Ces réputations de Jésus, ces avis à son propos, sont-ils des rumeurs qui parviennent elles aussi aux oreilles d’Hérode ? Ou bien a-t-il discuté avec son entourage, et sont-ce là des avis de quelques uns de ses conseillers ? Qu’importe en fait : ce qui est intéressant, c’est plutôt la différence avec son avis de roi. Pour d’autres, on est dans le registre religieux, et ce qui est surtout noté, c’est sa parole et l’autorité dont elle peut se réclamer, à des degrés divers. Mais pour lui, le roi, ce n’est pas le problème. Et Marc va nous le faire aussitôt comprendre.

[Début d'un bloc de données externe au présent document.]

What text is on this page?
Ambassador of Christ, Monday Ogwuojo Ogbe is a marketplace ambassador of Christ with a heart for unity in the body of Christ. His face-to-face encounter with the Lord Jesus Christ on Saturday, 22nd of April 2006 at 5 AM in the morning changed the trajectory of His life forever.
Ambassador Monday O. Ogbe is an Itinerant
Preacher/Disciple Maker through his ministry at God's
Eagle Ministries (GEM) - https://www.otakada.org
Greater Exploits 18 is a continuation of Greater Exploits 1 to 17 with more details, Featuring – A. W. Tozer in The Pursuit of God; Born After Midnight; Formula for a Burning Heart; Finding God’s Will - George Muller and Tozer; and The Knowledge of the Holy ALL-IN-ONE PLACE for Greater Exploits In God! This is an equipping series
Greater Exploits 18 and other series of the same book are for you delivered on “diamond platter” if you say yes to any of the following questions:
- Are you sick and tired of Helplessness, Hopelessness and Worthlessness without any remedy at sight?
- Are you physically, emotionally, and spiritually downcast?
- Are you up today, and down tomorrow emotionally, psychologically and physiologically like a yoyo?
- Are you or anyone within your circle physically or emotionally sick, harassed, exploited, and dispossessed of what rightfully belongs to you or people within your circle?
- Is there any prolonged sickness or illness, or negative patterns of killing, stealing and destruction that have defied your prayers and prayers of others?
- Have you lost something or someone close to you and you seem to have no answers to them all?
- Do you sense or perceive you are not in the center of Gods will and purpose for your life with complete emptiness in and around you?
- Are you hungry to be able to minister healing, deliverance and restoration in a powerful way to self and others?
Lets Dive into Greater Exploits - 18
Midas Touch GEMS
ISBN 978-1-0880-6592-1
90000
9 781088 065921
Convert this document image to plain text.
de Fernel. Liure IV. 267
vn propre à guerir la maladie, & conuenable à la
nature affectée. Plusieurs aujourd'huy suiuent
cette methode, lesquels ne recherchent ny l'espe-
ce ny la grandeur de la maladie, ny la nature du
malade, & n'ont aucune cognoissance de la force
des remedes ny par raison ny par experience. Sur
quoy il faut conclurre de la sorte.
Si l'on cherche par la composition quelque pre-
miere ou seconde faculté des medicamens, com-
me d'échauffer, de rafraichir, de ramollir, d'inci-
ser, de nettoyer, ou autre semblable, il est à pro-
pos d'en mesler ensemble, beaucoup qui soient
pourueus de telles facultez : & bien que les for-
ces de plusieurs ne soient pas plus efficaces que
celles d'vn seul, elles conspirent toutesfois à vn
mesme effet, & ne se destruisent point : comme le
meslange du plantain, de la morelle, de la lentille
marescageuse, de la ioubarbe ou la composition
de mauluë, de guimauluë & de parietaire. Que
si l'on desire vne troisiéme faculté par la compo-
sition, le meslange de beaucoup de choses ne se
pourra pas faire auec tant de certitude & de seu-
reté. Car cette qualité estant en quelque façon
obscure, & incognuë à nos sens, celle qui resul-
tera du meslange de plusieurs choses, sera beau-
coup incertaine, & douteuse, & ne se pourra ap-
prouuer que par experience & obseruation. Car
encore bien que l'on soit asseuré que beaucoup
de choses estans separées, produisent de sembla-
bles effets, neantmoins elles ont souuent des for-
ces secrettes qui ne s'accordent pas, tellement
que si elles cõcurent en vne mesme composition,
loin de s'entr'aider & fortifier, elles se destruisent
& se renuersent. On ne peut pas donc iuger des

« Une fois ces choses entendues, Hérode dit : le Jean que moi j’ai décapité, c’est celui-ci qui s’est relevé. » Hérode entend bien le registre religieux dans lequel les autres situent Jésus, mais son approche est différente, et elle est le registre de l’agir -ce qui ressortit en effet au politique. On savait que Jean avait été arrêté, on apprend maintenant que Jean est mort, et que Hérode l’a fait décapiter : c’est une sentence de mort qu’il a prononcée contre Jean. On n’en sait pas la raison mais le fait est là, et Hérode l’assume, en disant « moi, j’ai décapité« . En politique, Hérode a agi. Jean était-il un délinquant ou un criminel ? Evidemment non. Il s’agit donc d’un acte politique, de la suppression d’un gêneur. Et l’on comprend désormais qu’Hérode soit très inquiet : s’il a éliminé Jean, c’est pour en être définitivement débarrassé. Mais s’il est revenu à la vie, comment s’en débarrassera-t-il ? Et Hérode voit même en Jésus un Jean plus puissant encore qu’auparavant : il agit lui aussi ! C’est désormais un concurrent direct, une vraie menace pour son pouvoir.

Comprenons bien le point de vue d’Hérode : la parole de Jean, son côté « prophète », ne l’inquiétait pas vraiment. En revanche, les mouvements de foule que sa parole provoquait, cela l’ennuyait beaucoup plus, car tout ce qui fait se mouvoir le peuple concerne le pouvoir politique. Et l’on devine que Jean a suffisamment inquiété Hérode et son pouvoir pour qu’il le fasse arrêter, pour qu’il fasse cesser son activité et le prive du contact avec les foules. Mais si Jean revient, libre et vainqueur de la mort, plus aucun pouvoir ne peut s’opposer à lui. Qui plus est, le Jean qui parlait (avec effets) est devenu (aux dires des rumeurs qui remontent jusqu’à Hérode) un Jean qui fait des œuvres puissantes, qui manifeste des « pouvoirs ». Hérode se sent donc clairement menacé.

Et ce que Marc nous dit encore, à travers ce court passage, c’est que tout ce ressentiment d’Hérode, juste ou non, s’exerce envers Jésus ! Il devient pour le pouvoir d’Hérode une menace d’autant plus grande qu’elle semble invincible. On imagine très bien que son action politique va se faire progressive, aussi insensible que possible, et néanmoins très construite et ciblée. Au moment où Jésus vient de décider de ne plus être le seul qui circule mais d’envoyer aussi les Douze, cela va représenter une menace encore plus grande pour Hérode.

Tout ceci, bien entendu, est le point de vue d’Hérode. Du côté de Jésus, on ne perçoit pas, du moins à travers la plume de Marc, le moindre choix d’ordre politique, sinon au sens très large de réveiller un peuple, d’aller à la rencontre du peuple qui désire -sans savoir comment- revenir vers son dieu. Le propos est d’ordre spirituel, « religieux » si l’on veut (mais pas au sens qui inclut une ritualité ou l’institution de nouveaux éléments). Et pourtant il va faire naître une réaction d’ordre politique, parce que le politique ne peut pas ignorer ce qui concerne l’ensemble d’un peuple : il y a là comme un signe du succès effectif de la mission de Jésus, autant qu’une menace pour la suite de son déroulement.